Nos Aliados continua a demolição... Depois das breves palavras à SIC e TVI (que nos tinham contactado por causa das últimas notícias) nem tivemos vontade de ir até à Praça. .


Fomo-nos abrigar da confusão do trânsito e da agressão das obras no Guarany onde lanchámos. Lá dentro, o ambiente composto e requintado constrastando com o desarranjo exterior, as pessoas sossegadamente a conversar, a luz do fim de dia já com promessa de Primavera... tudo isso me encheu (a mim também) de uma enorme nostalgia e imaginei como nos sentiríamos felizes se nesta altura, ultrapassada a fase da construção da estação subterrânea do metro, o que se estivesse a fazer fosse uma verdadeira requalificação. Imaginei como seria bom que os responsáveis pela autarquia, pelo IPPAR , pela Metro, os autores do projecto verdadeiramente amassem a sua cidade e estivessem a melhorar, a actualizar sem a destruir, a jóia que havia aqui neste espaço durante tanto tempo desvirtuado (fez em Dezembro quatro anos que se destruiram os jardins da parte superior da Avenida para se inicarem as obras da estação subterrânea).
Mas bastava ver o abandono a que foi votada, o desprezo com que a trataram (para nossa vergonha), o desrespeito com que dela falaram, para se perceber que ao "adaptar a avenida ao projecto deles e não o contrário", esta gente só pensa na sua "coroa de glória" (ouvi esta expressão a Souto Moura na Assembleia Municipal, referindo-se ao que esta obra poderia vir a significar para Siza Vieira) e no seu poderzinho sobranceiro, e que não entendem nem verdadeiramente sentem o Porto. Como disse Helder Pacheco (e que pena dizê-lo tão tarde!) e como já aqui e aqui foi transcrito :«(...) É preciso ter desaforo!»

3.1.06

A ler

O IPPAR e os Aliados: documentos & comentários

Conforme já foi aqui referido, e também noticiado no JN, a acção cautelar contra a Metro do Porto e o IPPAR apresentada no Tribunal Administrativo do Porto em 12 de Dezembro registou na semana passada uma importante evolução: pela resposta do IPPAR ao tribunal ficou-se a saber da nova (quase repentina) autorização emitida por esse organismo para as obras nos Aliados.

Divulgamos de seguida os documentos novos mais importantes do processo.
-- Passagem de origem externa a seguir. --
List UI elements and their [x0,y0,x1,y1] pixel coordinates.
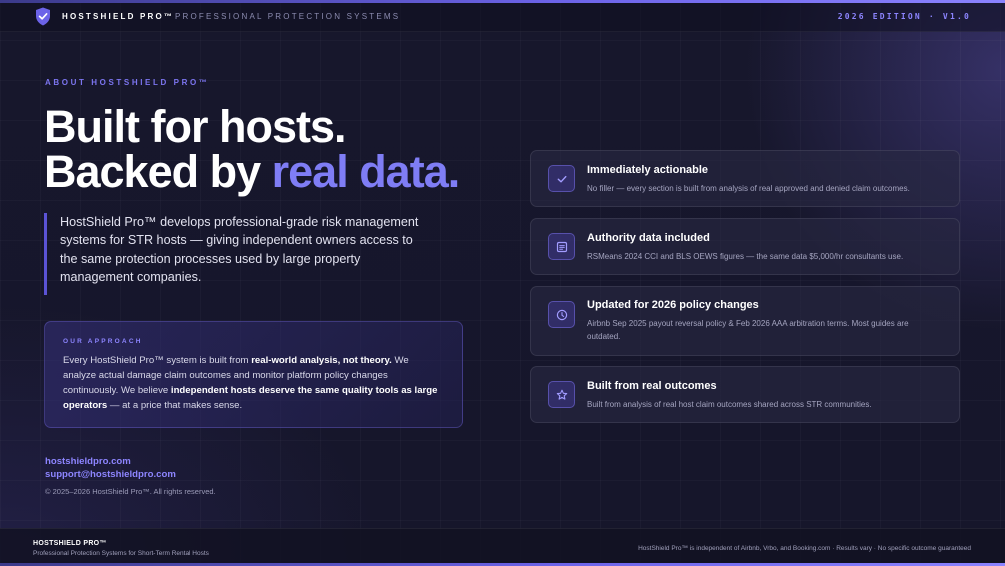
top-header: HOSTSHIELD PRO™ · PROFESSIONAL PROTECTIO… [0,3,1005,32]
feature-title: Built from real outcomes [587,380,717,392]
approach-bold-1: real-world analysis, not theory. [251,355,392,366]
document-icon [548,233,575,260]
approach-text-part-3: — at a price that makes sense. [107,400,243,411]
footer-brand: HOSTSHIELD PRO™ [33,540,107,547]
headline-line-2-prefix: Backed by [44,146,272,197]
check-icon [548,165,575,192]
feature-description: Built from analysis of real host claim o… [587,400,872,409]
footer-subtitle: Professional Protection Systems for Shor… [33,550,209,557]
headline-accent: real data. [271,146,461,197]
feature-card-authority-data: Authority data included RSMeans 2024 CCI… [530,218,960,275]
approach-text: Every HostShield Pro™ system is built fr… [63,353,444,413]
feature-description: No filler — every section is built from … [587,184,910,193]
feature-title: Immediately actionable [587,164,709,176]
feature-description: RSMeans 2024 CCI and BLS OEWS figures — … [587,252,904,261]
shield-check-icon[interactable] [35,7,51,26]
feature-title: Authority data included [587,232,710,244]
page-headline: Built for hosts. Backed by real data. [44,101,461,197]
page-footer: HOSTSHIELD PRO™ Professional Protection … [0,528,1005,563]
edition-badge: 2026 EDITION · V1.0 [837,12,971,21]
feature-card-actionable: Immediately actionable No filler — every… [530,150,960,207]
clock-icon [548,301,575,328]
brand-separator: · [159,12,162,21]
copyright-text: © 2025–2026 HostShield Pro™. All rights … [45,487,216,496]
website-link[interactable]: hostshieldpro.com [45,455,176,468]
section-eyebrow: ABOUT HOSTSHIELD PRO™ [45,78,210,87]
intro-block: HostShield Pro™ develops professional-gr… [44,213,424,295]
headline-line-1: Built for hosts. [44,101,346,152]
feature-description: Airbnb Sep 2025 payout reversal policy &… [587,319,909,341]
contact-links: hostshieldpro.com support@hostshieldpro.… [45,455,176,481]
feature-title: Updated for 2026 policy changes [587,299,759,311]
brand-name[interactable]: HOSTSHIELD PRO™ [62,12,174,21]
approach-panel: OUR APPROACH Every HostShield Pro™ syste… [44,321,463,428]
footer-disclaimer: HostShield Pro™ is independent of Airbnb… [638,545,971,552]
support-email-link[interactable]: support@hostshieldpro.com [45,468,176,481]
star-icon [548,381,575,408]
intro-text: HostShield Pro™ develops professional-gr… [60,215,419,285]
brand-tagline: PROFESSIONAL PROTECTION SYSTEMS [175,12,401,21]
feature-card-real-outcomes: Built from real outcomes Built from anal… [530,366,960,423]
approach-label: OUR APPROACH [63,338,143,345]
feature-card-policy-changes: Updated for 2026 policy changes Airbnb S… [530,286,960,356]
approach-text-part-1: Every HostShield Pro™ system is built fr… [63,355,252,366]
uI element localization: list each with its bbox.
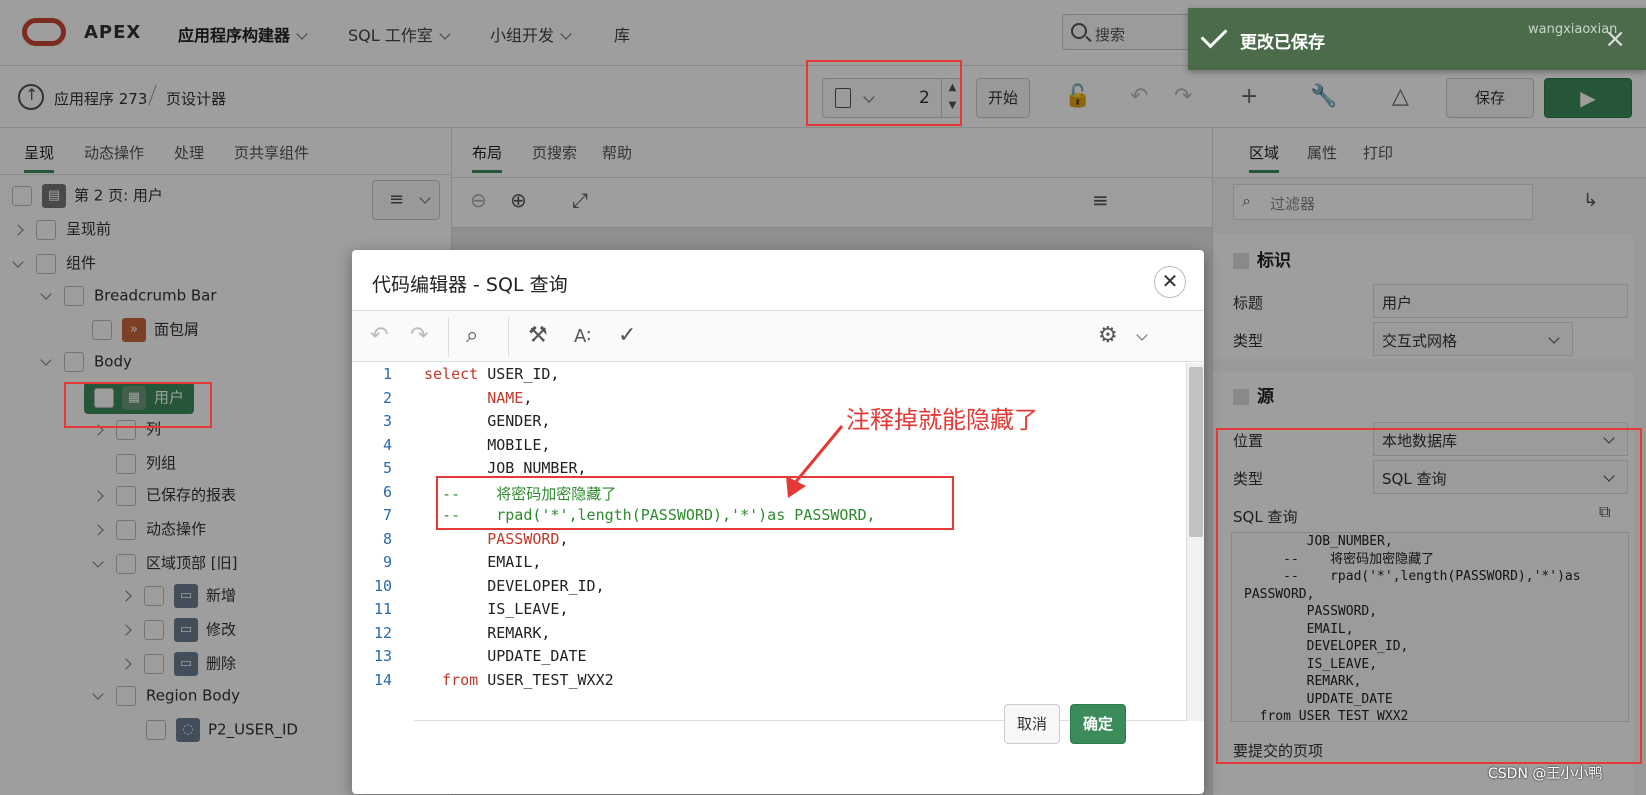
annotation-box-page xyxy=(806,60,962,126)
close-icon[interactable]: ✕ xyxy=(1154,266,1186,298)
line-number: 5 xyxy=(382,459,392,477)
scrollbar-thumb[interactable] xyxy=(1189,367,1203,537)
dialog-title: 代码编辑器 - SQL 查询 xyxy=(372,274,568,296)
search-icon[interactable]: ⌕ xyxy=(466,323,478,348)
undo-icon[interactable]: ↶ xyxy=(370,323,388,348)
code-line[interactable]: GENDER, xyxy=(424,412,550,430)
annotation-box-comment xyxy=(436,476,954,530)
line-number: 2 xyxy=(382,388,392,407)
code-line[interactable]: REMARK, xyxy=(424,624,550,642)
line-number: 3 xyxy=(382,412,392,430)
gear-icon[interactable]: ⚙ xyxy=(1098,323,1118,348)
code-line[interactable]: from USER_TEST_WXX2 xyxy=(424,671,614,689)
code-line[interactable]: select USER_ID, xyxy=(424,365,559,383)
watermark: CSDN @王小小鸭 xyxy=(1488,766,1603,782)
success-toast: 更改已保存 wangxiaoxian × xyxy=(1188,8,1646,70)
code-editor[interactable]: 1 2 3 4 5 6 7 8 9 10 11 12 13 14 select USER_ID, NAME… xyxy=(352,363,1186,721)
line-number: 12 xyxy=(373,623,392,642)
redo-icon[interactable]: ↷ xyxy=(410,323,428,348)
line-number: 11 xyxy=(373,600,392,618)
annotation-box-source xyxy=(1216,428,1642,764)
line-number-gutter: 1 2 3 4 5 6 7 8 9 10 11 12 13 14 xyxy=(352,363,414,721)
editor-scrollbar[interactable] xyxy=(1186,363,1204,721)
line-number: 10 xyxy=(373,576,392,595)
line-number: 7 xyxy=(382,506,392,524)
code-line[interactable]: PASSWORD, xyxy=(424,530,568,548)
line-number: 1 xyxy=(382,365,392,383)
editor-toolbar: ↶ ↷ ⌕ ⚒ A∶ ✓ ⚙ xyxy=(352,310,1204,362)
code-line[interactable]: DEVELOPER_ID, xyxy=(424,577,604,595)
annotation-arrow xyxy=(786,425,844,498)
cancel-button[interactable]: 取消 xyxy=(1004,704,1060,744)
line-number: 14 xyxy=(373,670,392,689)
code-line[interactable]: JOB_NUMBER, xyxy=(424,459,586,477)
validate-icon[interactable]: ✓ xyxy=(618,323,636,348)
check-icon xyxy=(1200,21,1228,49)
code-line[interactable]: IS_LEAVE, xyxy=(424,600,568,618)
toast-message: 更改已保存 xyxy=(1240,33,1325,53)
chevron-down-icon[interactable] xyxy=(1136,329,1148,341)
annotation-box-users xyxy=(64,382,212,428)
code-line[interactable]: NAME, xyxy=(424,389,532,407)
line-number: 4 xyxy=(382,435,392,454)
hammer-icon[interactable]: ⚒ xyxy=(528,323,548,348)
line-number: 8 xyxy=(382,529,392,548)
code-line[interactable]: UPDATE_DATE xyxy=(424,647,586,665)
ok-button[interactable]: 确定 xyxy=(1070,704,1126,744)
close-icon[interactable]: × xyxy=(1604,24,1626,54)
line-number: 6 xyxy=(382,482,392,501)
annotation-text: 注释掉就能隐藏了 xyxy=(846,406,1038,434)
line-number: 9 xyxy=(382,553,392,571)
code-line[interactable]: EMAIL, xyxy=(424,553,541,571)
code-line[interactable]: MOBILE, xyxy=(424,436,550,454)
autocomplete-icon[interactable]: A∶ xyxy=(574,326,591,347)
line-number: 13 xyxy=(373,647,392,665)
Os dois primeiros são documentos do IPPAR; do terceiro, parte de uma Resolução do Conselho da Europa citada na resposta do IPPAR ao tribunal, fornecemos uma tradução parcial no Apêndice B em baixo.

  1. Contraditório do IPPAR entregue em 28 de Dezembro de 2005 no Tribunal Administrativo e Fiscal do Porto.
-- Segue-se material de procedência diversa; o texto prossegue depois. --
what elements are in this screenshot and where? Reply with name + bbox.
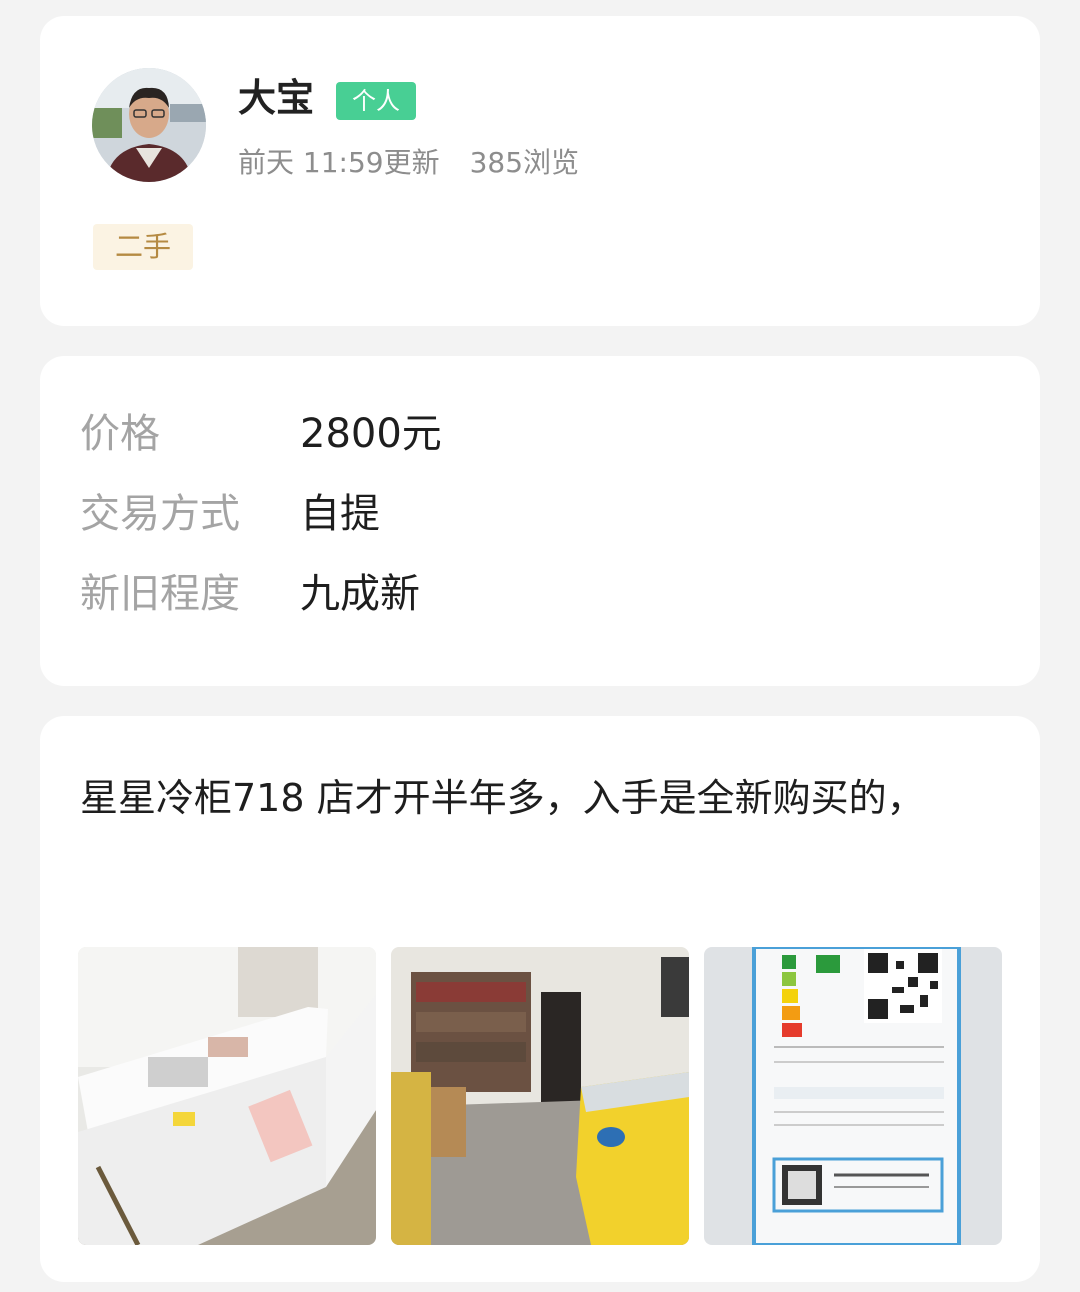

  2. Parecer do IPPAR, datado de 13 de Dezembro de 2005, autorizando a segunda fase das obras na Avenida dos Aliados e Praça da Liberdade, iniciadas a 22 de Novembro.

  3. Resolução 813 relativa à Arquitectura Contemporânea - Conselho da Europa, 23 de Novembro de 1983. Notícia de conferência da Unesco sobre Património Mundial e Arquitectura Contemporânea realizada em 2005 na cidade de Viena.

[Nota: os atalhos são para ficheiros pdf; use o botão direito do rato se quiser copiá-los para o seu computador.]

Para entender melhor os nossos comentários ao contraditório do IPPAR, que publicamos de seguida, é aconselhável a leitura prévia do documento 1; e também ajuda ter à mão o nosso texto da petição apresentada no Tribunal Administrativo.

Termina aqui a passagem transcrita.